La polarizzazione della verità

È importante notare che questo non è un fenomeno unilaterale. All’indomani della sparatoria, i resoconti di “Blue Anon” (cospirazione di sinistra) affermarono in modo simile che l’evento era una bufala che coinvolgeva “pacchetti di gel di sangue” per raccogliere simpatia.

Tuttavia, la tendenza attuale è distinta perché sta emergendo dall’interno dello stesso movimento MAGA. Questo scetticismo interno suggerisce una spaccatura crescente: mentre alcuni sostenitori perdono fiducia nelle azioni di Trump o nella trasparenza della sua amministrazione, retroattivamente mettono in discussione l’autenticità dei suoi momenti più decisivi.

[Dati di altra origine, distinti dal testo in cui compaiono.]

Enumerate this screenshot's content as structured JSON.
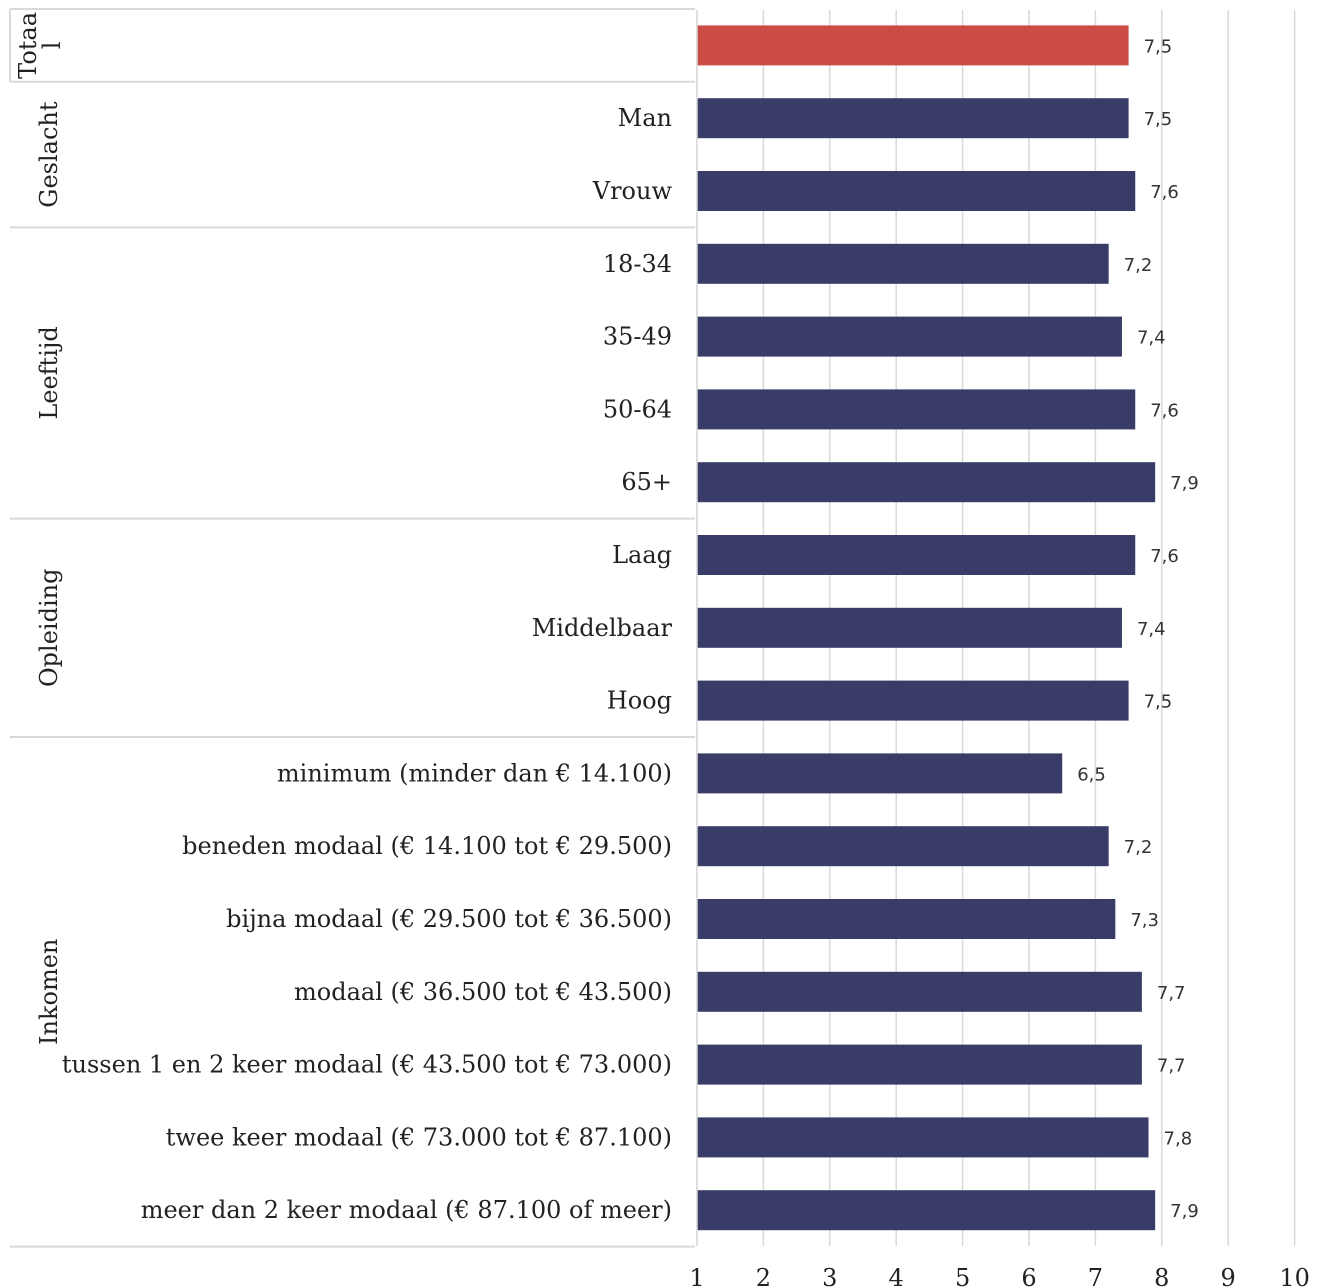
{
  "chart_data": {
    "type": "bar",
    "orientation": "horizontal",
    "title": "",
    "xlabel": "",
    "ylabel": "",
    "xlim": [
      1,
      10
    ],
    "ticks": [
      "1",
      "2",
      "3",
      "4",
      "5",
      "6",
      "7",
      "8",
      "9",
      "10"
    ],
    "grid": true,
    "legend": "none",
    "groups": [
      {
        "label": "Totaal",
        "label_lines": [
          "Totaa",
          "l"
        ],
        "items": [
          {
            "label": "",
            "value": 7.5,
            "value_label": "7,5",
            "highlight": true
          }
        ]
      },
      {
        "label": "Geslacht",
        "items": [
          {
            "label": "Man",
            "value": 7.5,
            "value_label": "7,5"
          },
          {
            "label": "Vrouw",
            "value": 7.6,
            "value_label": "7,6"
          }
        ]
      },
      {
        "label": "Leeftijd",
        "items": [
          {
            "label": "18-34",
            "value": 7.2,
            "value_label": "7,2"
          },
          {
            "label": "35-49",
            "value": 7.4,
            "value_label": "7,4"
          },
          {
            "label": "50-64",
            "value": 7.6,
            "value_label": "7,6"
          },
          {
            "label": "65+",
            "value": 7.9,
            "value_label": "7,9"
          }
        ]
      },
      {
        "label": "Opleiding",
        "items": [
          {
            "label": "Laag",
            "value": 7.6,
            "value_label": "7,6"
          },
          {
            "label": "Middelbaar",
            "value": 7.4,
            "value_label": "7,4"
          },
          {
            "label": "Hoog",
            "value": 7.5,
            "value_label": "7,5"
          }
        ]
      },
      {
        "label": "Inkomen",
        "items": [
          {
            "label": "minimum (minder dan € 14.100)",
            "value": 6.5,
            "value_label": "6,5"
          },
          {
            "label": "beneden modaal (€ 14.100 tot € 29.500)",
            "value": 7.2,
            "value_label": "7,2"
          },
          {
            "label": "bijna modaal (€ 29.500 tot € 36.500)",
            "value": 7.3,
            "value_label": "7,3"
          },
          {
            "label": "modaal (€ 36.500 tot € 43.500)",
            "value": 7.7,
            "value_label": "7,7"
          },
          {
            "label": "tussen 1 en 2 keer modaal (€ 43.500 tot € 73.000)",
            "value": 7.7,
            "value_label": "7,7"
          },
          {
            "label": "twee keer modaal (€ 73.000 tot € 87.100)",
            "value": 7.8,
            "value_label": "7,8"
          },
          {
            "label": "meer dan 2 keer modaal (€ 87.100 of meer)",
            "value": 7.9,
            "value_label": "7,9"
          }
        ]
      }
    ],
    "colors": {
      "bar": "#383c66",
      "highlight": "#cb4b45",
      "grid": "#d9d9d9"
    }
  }
}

Il vuoto di informazioni creato da indagini incomplete non lascia solo domande senza risposta; fornisce la materia prima affinché interi ecosistemi di sfiducia possano prosperare.


Conclusione
L’evoluzione della narrativa sull’assassinio di Butler da una sopravvivenza miracolosa a una sospetta bufala evidenzia una crisi di fiducia sempre più profonda all’interno del movimento MAGA. Mentre i sostenitori si rivolgono sempre più alle teorie del complotto per spiegare i cambiamenti politici, la realtà condivisa necessaria per un discorso politico stabile continua a erodersi.